Claiming to be fed up with technology blogging noise, technology bloggers Michael Arrington and MG Siegler have written some noisy rants about technology blogging this morning. The New York Times' Nick Bilton set Arrington and Siegler off with this week's Bits Blog column, where he discusses last week's Path scandal. Both Siegler and Arrington thought Bilton added nothing to the discussion, so they used his column as an excuse to launch thousand-plus word commentaries on the degraded state of blogging.

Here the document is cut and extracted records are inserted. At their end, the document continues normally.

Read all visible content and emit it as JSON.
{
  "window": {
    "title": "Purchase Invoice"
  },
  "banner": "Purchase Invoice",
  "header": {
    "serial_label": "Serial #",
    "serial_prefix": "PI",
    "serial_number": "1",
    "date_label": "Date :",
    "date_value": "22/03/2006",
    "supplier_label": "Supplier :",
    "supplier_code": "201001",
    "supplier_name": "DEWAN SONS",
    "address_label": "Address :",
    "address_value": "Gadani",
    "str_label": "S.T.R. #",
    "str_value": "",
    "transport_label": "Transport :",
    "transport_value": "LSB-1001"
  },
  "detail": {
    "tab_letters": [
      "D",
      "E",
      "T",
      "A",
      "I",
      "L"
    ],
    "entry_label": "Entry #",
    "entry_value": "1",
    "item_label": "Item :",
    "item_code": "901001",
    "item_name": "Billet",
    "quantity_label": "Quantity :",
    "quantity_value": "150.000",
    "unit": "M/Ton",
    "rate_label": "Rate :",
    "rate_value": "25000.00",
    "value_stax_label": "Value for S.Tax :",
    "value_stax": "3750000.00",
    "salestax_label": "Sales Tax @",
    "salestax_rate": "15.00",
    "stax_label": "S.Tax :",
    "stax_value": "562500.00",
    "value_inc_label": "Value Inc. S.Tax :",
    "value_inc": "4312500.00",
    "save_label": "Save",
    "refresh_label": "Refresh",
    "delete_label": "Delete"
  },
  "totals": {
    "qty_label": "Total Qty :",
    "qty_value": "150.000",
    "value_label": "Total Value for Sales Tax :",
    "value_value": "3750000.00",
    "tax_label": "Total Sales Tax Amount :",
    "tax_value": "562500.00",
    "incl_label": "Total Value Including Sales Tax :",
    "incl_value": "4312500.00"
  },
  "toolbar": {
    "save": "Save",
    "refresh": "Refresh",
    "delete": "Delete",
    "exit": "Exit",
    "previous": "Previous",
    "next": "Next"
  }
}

It's hard to ignore the multiple layers of irony here. Arrington and Siegler are the bloggiest of bloggers, weighing in on every technology news nugget on their respective personal sites, Uncrunched and Paris Lemon. Fellow "noise maker" Kara Swisher noticed. "The bitter little lemon lectures us all on degrading journalism via blogging. Finally, a topic he is an expert on! (Oh, the irony!)," she tweeted this morning. In his own defense, Siegler, argued that he and Arrington are outsiders, as former TechCrunch writers gone rogue, and that their anti-noise positions can be seen as after-the-fact revelations. "Over the past several months that I’ve been removed from the day-to-day of tech blogging professionally, I’ve gained some perspective from the other side of things," writes Siegler." Still, Siegler and Arrington both very much participate in—and sometimes add noise to—the conversation around technology.

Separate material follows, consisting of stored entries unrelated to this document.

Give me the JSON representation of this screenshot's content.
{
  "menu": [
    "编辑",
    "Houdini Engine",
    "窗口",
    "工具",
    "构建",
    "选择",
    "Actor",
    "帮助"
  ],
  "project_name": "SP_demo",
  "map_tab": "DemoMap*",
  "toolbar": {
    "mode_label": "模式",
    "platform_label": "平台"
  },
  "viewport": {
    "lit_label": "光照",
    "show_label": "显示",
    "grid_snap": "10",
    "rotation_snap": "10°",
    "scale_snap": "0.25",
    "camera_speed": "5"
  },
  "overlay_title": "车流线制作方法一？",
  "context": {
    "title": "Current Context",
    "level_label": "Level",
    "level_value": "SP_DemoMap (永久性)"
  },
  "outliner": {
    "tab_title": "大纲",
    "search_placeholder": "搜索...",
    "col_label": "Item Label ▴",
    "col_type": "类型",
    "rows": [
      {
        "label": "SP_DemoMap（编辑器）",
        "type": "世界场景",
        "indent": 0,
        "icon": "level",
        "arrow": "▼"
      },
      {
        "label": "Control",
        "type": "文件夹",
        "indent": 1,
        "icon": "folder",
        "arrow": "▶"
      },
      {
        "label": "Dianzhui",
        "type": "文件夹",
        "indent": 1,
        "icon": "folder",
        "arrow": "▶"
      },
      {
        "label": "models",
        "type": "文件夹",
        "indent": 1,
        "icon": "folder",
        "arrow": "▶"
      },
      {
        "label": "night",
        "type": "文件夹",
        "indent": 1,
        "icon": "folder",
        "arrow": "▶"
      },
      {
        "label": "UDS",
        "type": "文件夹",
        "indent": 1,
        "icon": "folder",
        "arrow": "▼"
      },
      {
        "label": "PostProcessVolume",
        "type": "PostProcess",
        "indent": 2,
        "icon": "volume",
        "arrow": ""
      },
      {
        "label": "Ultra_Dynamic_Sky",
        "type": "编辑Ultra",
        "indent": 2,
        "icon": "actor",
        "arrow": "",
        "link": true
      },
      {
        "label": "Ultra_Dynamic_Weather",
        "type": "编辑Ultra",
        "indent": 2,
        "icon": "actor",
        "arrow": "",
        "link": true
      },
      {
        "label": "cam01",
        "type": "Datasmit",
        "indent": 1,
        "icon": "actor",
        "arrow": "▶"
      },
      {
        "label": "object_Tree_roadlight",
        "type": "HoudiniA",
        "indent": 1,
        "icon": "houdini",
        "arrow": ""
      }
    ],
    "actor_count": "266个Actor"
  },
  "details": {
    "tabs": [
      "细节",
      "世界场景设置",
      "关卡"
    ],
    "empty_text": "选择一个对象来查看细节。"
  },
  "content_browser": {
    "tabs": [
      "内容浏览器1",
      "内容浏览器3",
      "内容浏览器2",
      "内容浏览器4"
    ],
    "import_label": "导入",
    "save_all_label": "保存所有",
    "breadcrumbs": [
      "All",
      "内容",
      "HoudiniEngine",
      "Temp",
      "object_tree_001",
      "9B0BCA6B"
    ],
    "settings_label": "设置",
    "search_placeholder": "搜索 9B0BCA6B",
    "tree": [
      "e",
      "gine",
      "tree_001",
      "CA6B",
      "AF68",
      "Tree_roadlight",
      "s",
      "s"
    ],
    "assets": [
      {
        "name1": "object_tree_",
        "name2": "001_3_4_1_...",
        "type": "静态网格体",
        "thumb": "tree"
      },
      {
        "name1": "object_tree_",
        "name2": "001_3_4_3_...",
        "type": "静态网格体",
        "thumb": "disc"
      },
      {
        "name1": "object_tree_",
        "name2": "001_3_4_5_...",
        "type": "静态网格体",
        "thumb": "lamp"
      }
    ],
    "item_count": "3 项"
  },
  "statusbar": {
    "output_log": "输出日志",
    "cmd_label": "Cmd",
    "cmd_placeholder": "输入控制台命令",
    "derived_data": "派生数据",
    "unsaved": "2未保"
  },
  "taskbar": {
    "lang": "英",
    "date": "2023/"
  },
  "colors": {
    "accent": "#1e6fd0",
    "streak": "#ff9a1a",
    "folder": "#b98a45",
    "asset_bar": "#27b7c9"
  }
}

There's also the hard-to-ignore fact that both Arrington and Siegler invest in Path, the social network that started this whole brouhaha. Both give that disclosure in their posts. But, as Wired's Tim Carmody notes, perhaps they could have saved this discussion for a better moment. "If you want to make a serious argument about problems in tech blogging, start w/a story where you don't have a major conflict of interest," he tweeted.